As we embark on the latest chapter in the feud between coal and the U.S. Environmental Protection Agency, it might be worthwhile to reflect on the impact the Clean Air Act has had on environmental quality in Kentucky since its implementation in 1970.
In a period where we have measured a near doubling of energy generation from coal combustion (in gigawatt hours or BTUs) we have also witnessed a substantial decrease in greenhouse gas emissions.
In response to concerns over acid rain, National Ambient Air Quality Standards were established by EPA to drastically reduce sulfur dioxide (SO2) and nitrous oxide (NOx) emissions from power plants. Since 1980, we have seen a greater than 70 percent reduction in emissions of SO2 and NOx in Kentucky.
At Lilly Cornett woods, in Letcher County, the National Atmospheric Deposition Program has recorded a similar reduction in the amount of sulfur and nitrogen in rainwater since 1984.
At Robinson Forest, in Breathitt County, we have observed a greater than 50 percent decrease in sulfur concentration since the early 1970s in streams that were unaffected by coal mining.
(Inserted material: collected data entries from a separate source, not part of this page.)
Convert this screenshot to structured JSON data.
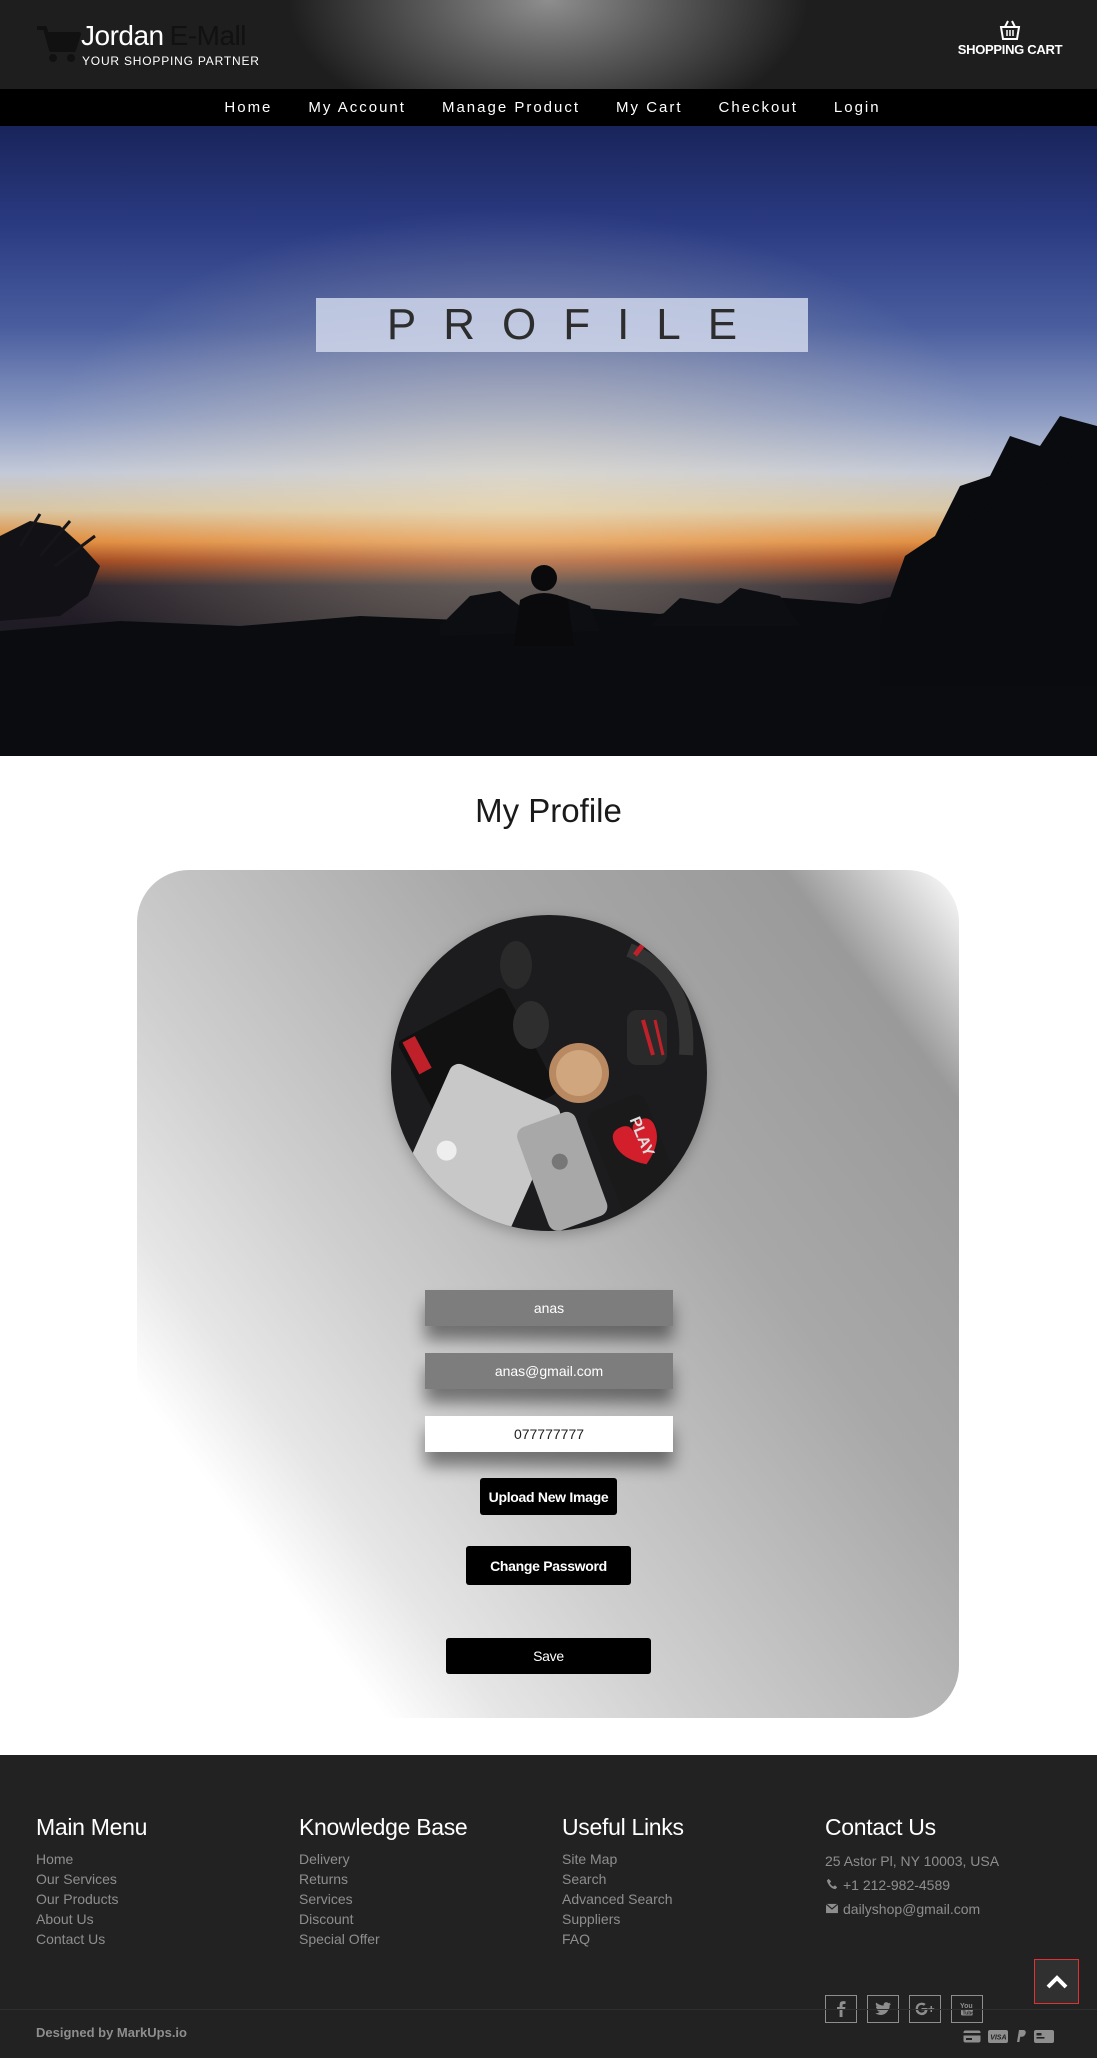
{
  "header": {
    "brand_primary": "Jordan",
    "brand_secondary": "E-Mall",
    "tagline": "YOUR SHOPPING PARTNER",
    "cart_label": "SHOPPING CART",
    "cart_icon": "basket-icon",
    "logo_icon": "shopping-cart-icon"
  },
  "nav": {
    "items": [
      {
        "label": "Home"
      },
      {
        "label": "My Account"
      },
      {
        "label": "Manage Product"
      },
      {
        "label": "My Cart"
      },
      {
        "label": "Checkout"
      },
      {
        "label": "Login"
      }
    ]
  },
  "hero": {
    "title": "PROFILE"
  },
  "main": {
    "title": "My Profile",
    "username": "anas",
    "email": "anas@gmail.com",
    "phone": "077777777",
    "upload_label": "Upload New Image",
    "change_password_label": "Change Password",
    "save_label": "Save"
  },
  "footer": {
    "columns": [
      {
        "heading": "Main Menu",
        "links": [
          "Home",
          "Our Services",
          "Our Products",
          "About Us",
          "Contact Us"
        ]
      },
      {
        "heading": "Knowledge Base",
        "links": [
          "Delivery",
          "Returns",
          "Services",
          "Discount",
          "Special Offer"
        ]
      },
      {
        "heading": "Useful Links",
        "links": [
          "Site Map",
          "Search",
          "Advanced Search",
          "Suppliers",
          "FAQ"
        ]
      }
    ],
    "contact": {
      "heading": "Contact Us",
      "address": "25 Astor Pl, NY 10003, USA",
      "phone": "+1 212-982-4589",
      "email": "dailyshop@gmail.com"
    },
    "social_icons": [
      "facebook-icon",
      "twitter-icon",
      "google-plus-icon",
      "youtube-icon"
    ],
    "designed_by": "Designed by MarkUps.io",
    "payment_icons": [
      "credit-card-icon",
      "visa-icon",
      "paypal-icon",
      "card-icon"
    ]
  },
  "colors": {
    "nav_bg": "#000000",
    "footer_bg": "#222222",
    "button_bg": "#000000",
    "field_grey": "#7d7d7d",
    "scroll_top_border": "#dd3333"
  }
}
Recently, a study in West Virginia has shown that sulfur in the wood of some red cedar trees has changed since 1980 in response to improved atmospheric conditions.
Preliminary results from a study we are conducting in the Daniel Boone National Forest also suggests that even plant-available soil water has lower levels of sulfur today than those observed in the mid-1990s.
This data would suggest that the law is working. It also suggests that the Kentucky coal and power industries did what was needed to comply with clean-air standards through changes in coal mining practices (mining more low sulfur coal) and through implementation of new pollution control technologies such as scrubbers and catalytic reduction systems.
New EPA air-quality standards aimed at reducing carbon dioxide emissions are often cited as a catalyst for the demise of the coal industry in Kentucky and for the loss of jobs and economic opportunities. Looking backward, enactment of the CAA didn't affect coal production in Kentucky and it sparked new economic growth through research and development of greenhouse gas emission reduction technologies.
Likewise, research and development of new carbon capture and storage technologies have already begun in Kentucky and will likely grow in the future.
The surface coal mines themselves offer potential solutions for offsetting carbon dioxide emissions via injection of carbon dioxide terrestrial sequestration in newly planted forests.
It is clear that our coal and power industries have adapted to clean-air regulations and will likely do so again in the future. Although new greenhouse gas emission regulations may result in a change in the way power is produced in Kentucky, the requirements will ultimately result in an improvement in the quality of the air we breathe. This should result in an improvement in the quality of life in Kentucky.
At issue: Nov. 3 commentary by Mike Duncan of American Coalition for Clean Coal Electricity, "EPA refuses to hear the truth about coal"
Chris Barton is University of Kentucky professor of forest hydrology and watershed management.